Según el documento judicial, el cierre de las cuentas ocurrió poco después de los incidentes protagonizados por simpatizantes de Trump en el Capitolio el 6 de enero de 2021. La querella sostiene que la decisión unilateral de la entidad financiera respondió a motivaciones políticas y sociales, basadas en creencias "progresistas" (woke) con el fin de distanciarse de las posturas conservadoras del presidente.
Además de la cancelación de servicios, la demanda afirma que JPMorgan, bajo órdenes directas de Dimon, incluyó de manera injustificable en una "lista negra" los nombres del presidente de la Organización Trump, sus entidades afiliadas y miembros de la familia Trump.

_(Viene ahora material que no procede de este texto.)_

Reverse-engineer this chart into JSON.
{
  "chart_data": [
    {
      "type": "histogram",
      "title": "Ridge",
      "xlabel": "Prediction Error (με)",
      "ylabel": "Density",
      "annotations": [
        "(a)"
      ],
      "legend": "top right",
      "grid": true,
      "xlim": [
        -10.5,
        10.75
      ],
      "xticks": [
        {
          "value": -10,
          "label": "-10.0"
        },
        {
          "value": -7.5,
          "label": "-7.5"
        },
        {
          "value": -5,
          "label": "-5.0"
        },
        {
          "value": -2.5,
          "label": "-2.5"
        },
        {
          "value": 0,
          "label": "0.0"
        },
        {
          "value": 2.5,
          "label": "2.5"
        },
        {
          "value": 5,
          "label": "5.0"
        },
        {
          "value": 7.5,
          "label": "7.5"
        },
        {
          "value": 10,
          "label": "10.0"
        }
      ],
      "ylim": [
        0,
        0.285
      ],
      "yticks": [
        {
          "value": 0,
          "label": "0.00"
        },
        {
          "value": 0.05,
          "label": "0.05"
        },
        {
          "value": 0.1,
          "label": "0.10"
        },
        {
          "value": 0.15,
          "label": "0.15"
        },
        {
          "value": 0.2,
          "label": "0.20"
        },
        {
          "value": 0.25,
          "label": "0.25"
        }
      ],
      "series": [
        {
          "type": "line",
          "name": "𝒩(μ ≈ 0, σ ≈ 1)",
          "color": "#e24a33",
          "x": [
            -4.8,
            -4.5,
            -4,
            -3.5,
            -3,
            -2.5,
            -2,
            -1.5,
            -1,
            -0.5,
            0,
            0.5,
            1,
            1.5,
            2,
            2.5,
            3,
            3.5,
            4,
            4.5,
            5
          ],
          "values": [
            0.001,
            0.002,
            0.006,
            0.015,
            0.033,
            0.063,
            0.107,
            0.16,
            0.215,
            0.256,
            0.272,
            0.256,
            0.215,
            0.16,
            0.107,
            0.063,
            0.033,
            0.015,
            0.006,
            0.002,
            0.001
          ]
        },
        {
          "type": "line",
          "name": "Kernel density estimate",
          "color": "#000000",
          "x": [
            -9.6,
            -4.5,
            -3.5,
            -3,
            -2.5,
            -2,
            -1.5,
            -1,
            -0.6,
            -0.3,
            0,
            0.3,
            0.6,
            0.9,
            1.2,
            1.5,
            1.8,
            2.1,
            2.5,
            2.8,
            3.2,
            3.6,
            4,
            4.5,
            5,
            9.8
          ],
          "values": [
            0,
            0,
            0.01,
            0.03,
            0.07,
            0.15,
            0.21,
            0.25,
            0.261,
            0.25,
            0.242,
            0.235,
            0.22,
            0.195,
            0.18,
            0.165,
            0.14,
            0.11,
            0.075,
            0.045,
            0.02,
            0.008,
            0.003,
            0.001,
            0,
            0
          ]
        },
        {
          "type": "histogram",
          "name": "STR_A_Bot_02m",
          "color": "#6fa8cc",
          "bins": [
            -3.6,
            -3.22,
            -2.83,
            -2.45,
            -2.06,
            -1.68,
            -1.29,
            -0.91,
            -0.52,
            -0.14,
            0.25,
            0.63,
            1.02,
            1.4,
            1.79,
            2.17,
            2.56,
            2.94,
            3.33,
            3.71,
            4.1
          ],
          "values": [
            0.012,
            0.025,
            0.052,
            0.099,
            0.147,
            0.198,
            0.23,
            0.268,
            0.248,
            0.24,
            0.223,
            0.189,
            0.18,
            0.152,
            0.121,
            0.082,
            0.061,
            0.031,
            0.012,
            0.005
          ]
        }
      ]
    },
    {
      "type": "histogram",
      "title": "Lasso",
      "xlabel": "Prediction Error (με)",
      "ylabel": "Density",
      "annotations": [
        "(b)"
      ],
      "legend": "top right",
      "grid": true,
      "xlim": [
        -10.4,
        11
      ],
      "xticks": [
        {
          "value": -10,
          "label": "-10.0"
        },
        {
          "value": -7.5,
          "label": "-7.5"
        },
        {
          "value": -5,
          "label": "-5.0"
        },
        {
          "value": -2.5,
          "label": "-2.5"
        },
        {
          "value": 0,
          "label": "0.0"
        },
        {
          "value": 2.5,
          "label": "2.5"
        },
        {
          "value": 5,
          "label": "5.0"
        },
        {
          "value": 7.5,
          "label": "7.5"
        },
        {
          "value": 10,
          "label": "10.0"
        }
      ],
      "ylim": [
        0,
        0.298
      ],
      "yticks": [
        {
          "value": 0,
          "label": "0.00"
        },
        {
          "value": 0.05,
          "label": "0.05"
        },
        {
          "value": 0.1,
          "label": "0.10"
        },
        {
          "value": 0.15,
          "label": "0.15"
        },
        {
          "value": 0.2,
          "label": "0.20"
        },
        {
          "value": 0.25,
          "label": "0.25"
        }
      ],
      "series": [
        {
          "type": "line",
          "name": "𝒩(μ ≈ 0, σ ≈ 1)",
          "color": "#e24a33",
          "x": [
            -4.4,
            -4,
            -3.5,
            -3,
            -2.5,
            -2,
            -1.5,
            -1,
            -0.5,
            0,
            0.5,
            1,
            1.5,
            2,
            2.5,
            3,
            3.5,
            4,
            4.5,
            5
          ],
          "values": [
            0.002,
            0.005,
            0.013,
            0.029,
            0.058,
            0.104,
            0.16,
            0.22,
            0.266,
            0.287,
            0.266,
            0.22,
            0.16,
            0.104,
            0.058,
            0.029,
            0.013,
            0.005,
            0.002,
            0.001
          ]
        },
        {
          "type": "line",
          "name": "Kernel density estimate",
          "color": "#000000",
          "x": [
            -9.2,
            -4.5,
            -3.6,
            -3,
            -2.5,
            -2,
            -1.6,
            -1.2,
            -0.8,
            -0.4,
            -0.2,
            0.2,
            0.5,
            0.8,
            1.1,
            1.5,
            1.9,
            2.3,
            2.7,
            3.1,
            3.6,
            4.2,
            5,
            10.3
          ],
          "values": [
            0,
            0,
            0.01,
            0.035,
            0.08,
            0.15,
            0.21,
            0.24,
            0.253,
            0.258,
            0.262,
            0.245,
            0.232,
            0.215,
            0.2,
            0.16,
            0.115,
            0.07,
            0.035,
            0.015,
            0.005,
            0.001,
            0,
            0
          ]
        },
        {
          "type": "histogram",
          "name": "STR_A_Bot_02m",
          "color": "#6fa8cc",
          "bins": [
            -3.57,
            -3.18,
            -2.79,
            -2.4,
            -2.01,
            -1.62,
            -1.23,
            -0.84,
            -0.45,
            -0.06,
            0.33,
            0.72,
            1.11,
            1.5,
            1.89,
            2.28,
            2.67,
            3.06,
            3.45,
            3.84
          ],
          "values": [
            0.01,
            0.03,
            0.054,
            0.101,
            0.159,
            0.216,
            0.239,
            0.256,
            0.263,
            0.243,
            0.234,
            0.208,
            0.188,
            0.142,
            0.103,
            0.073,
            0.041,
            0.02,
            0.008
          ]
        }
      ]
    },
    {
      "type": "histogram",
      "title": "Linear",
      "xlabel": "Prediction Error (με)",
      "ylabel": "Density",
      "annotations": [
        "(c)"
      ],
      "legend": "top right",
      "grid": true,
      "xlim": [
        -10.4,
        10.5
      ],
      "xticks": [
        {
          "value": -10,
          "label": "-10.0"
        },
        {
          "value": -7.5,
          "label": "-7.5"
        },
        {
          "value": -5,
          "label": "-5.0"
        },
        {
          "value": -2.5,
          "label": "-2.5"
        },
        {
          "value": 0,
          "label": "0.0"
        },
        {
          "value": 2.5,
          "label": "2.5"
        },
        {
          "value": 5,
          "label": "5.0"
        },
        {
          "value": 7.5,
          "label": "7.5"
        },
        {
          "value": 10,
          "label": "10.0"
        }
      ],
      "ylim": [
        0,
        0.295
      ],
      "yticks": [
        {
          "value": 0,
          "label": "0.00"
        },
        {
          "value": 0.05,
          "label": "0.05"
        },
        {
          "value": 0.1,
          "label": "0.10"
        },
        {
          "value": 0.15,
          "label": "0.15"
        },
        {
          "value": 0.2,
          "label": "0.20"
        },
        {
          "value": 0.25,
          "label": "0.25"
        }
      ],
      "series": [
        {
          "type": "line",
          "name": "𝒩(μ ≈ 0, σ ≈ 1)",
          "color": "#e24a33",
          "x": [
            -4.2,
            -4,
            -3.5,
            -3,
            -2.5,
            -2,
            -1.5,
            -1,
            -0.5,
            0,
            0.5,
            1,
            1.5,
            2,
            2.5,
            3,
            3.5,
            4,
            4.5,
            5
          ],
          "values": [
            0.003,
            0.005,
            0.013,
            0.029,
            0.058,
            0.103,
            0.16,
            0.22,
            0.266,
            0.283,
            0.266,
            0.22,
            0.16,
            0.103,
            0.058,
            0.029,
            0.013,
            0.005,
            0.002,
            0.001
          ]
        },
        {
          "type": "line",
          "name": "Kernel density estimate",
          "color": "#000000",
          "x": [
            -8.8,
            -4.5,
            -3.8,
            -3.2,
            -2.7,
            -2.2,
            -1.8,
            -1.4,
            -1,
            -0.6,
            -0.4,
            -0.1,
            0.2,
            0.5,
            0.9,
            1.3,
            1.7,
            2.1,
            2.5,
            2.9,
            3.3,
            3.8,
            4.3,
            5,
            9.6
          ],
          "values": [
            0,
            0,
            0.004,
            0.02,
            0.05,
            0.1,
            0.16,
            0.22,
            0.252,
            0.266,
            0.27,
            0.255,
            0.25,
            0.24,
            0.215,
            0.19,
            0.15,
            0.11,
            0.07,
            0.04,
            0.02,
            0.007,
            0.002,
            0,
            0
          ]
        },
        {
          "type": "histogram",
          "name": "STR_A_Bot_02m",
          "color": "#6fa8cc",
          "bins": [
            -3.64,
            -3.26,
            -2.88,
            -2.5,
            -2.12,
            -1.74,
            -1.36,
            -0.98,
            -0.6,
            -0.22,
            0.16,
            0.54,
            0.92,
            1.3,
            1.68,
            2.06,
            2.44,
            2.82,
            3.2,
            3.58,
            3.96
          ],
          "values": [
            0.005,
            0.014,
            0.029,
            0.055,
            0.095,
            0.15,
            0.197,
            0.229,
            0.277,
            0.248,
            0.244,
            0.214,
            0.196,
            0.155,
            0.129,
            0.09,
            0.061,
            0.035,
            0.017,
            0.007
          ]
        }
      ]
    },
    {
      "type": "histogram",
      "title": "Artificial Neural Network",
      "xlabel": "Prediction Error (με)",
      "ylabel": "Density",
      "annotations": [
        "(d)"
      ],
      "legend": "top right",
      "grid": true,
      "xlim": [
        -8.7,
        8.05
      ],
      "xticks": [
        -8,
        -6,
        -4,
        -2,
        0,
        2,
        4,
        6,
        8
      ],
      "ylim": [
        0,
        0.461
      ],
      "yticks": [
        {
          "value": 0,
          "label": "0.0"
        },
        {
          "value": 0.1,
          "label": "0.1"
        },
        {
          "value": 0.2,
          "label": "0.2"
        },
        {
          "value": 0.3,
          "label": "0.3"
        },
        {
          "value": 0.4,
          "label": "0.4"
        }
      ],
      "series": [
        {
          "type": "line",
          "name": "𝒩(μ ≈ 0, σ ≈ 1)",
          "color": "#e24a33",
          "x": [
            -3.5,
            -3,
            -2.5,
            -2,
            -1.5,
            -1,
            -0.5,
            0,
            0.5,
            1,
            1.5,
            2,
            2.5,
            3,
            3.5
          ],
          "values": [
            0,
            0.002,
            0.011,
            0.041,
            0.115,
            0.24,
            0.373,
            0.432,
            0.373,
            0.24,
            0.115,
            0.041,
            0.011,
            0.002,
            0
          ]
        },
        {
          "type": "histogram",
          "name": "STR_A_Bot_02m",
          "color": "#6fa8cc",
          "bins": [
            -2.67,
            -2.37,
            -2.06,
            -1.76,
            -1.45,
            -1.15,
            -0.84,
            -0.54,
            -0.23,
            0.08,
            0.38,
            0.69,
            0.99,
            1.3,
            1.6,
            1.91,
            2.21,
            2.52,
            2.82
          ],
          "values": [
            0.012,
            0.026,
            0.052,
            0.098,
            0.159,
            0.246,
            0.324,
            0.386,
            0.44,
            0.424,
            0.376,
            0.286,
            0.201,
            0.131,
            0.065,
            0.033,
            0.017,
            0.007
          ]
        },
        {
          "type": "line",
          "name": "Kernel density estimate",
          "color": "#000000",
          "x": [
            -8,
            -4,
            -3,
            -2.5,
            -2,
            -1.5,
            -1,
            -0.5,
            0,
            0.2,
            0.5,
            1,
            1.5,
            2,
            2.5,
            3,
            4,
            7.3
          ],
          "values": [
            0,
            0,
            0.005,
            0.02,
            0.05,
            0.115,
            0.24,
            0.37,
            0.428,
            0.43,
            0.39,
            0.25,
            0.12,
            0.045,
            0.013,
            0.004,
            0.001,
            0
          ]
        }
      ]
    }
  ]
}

Cargos legales contra el banco
El equipo legal de Trump alega que el banco incurrió en:
• Difamación comercial.
• Incumplimiento del pacto implícito de buena fe y trato justo.
• Infracciones a la Ley sobre Prácticas Comerciales Injustas y Engañosas por parte de Jamie Dimon.
Los demandantes argumentan que "JPMC cerró las cuentas porque consideró que el momento político lo favorecía".
La respuesta de JPMorgan Chase
Desde la entidad financiera han rechazado tajantemente las acusaciones. Patricia Wexler, vocera del banco, declaró que la demanda carece de mérito y aseguró que la institución tiene el derecho de defenderse.
"JPMC no cierra cuentas por razones políticas o religiosas", explicó Wexler, aclarando que las cancelaciones ocurren cuando una cuenta genera un riesgo legal o regulatorio para la compañía, conforme a las reglas y expectativas de los reguladores financieros.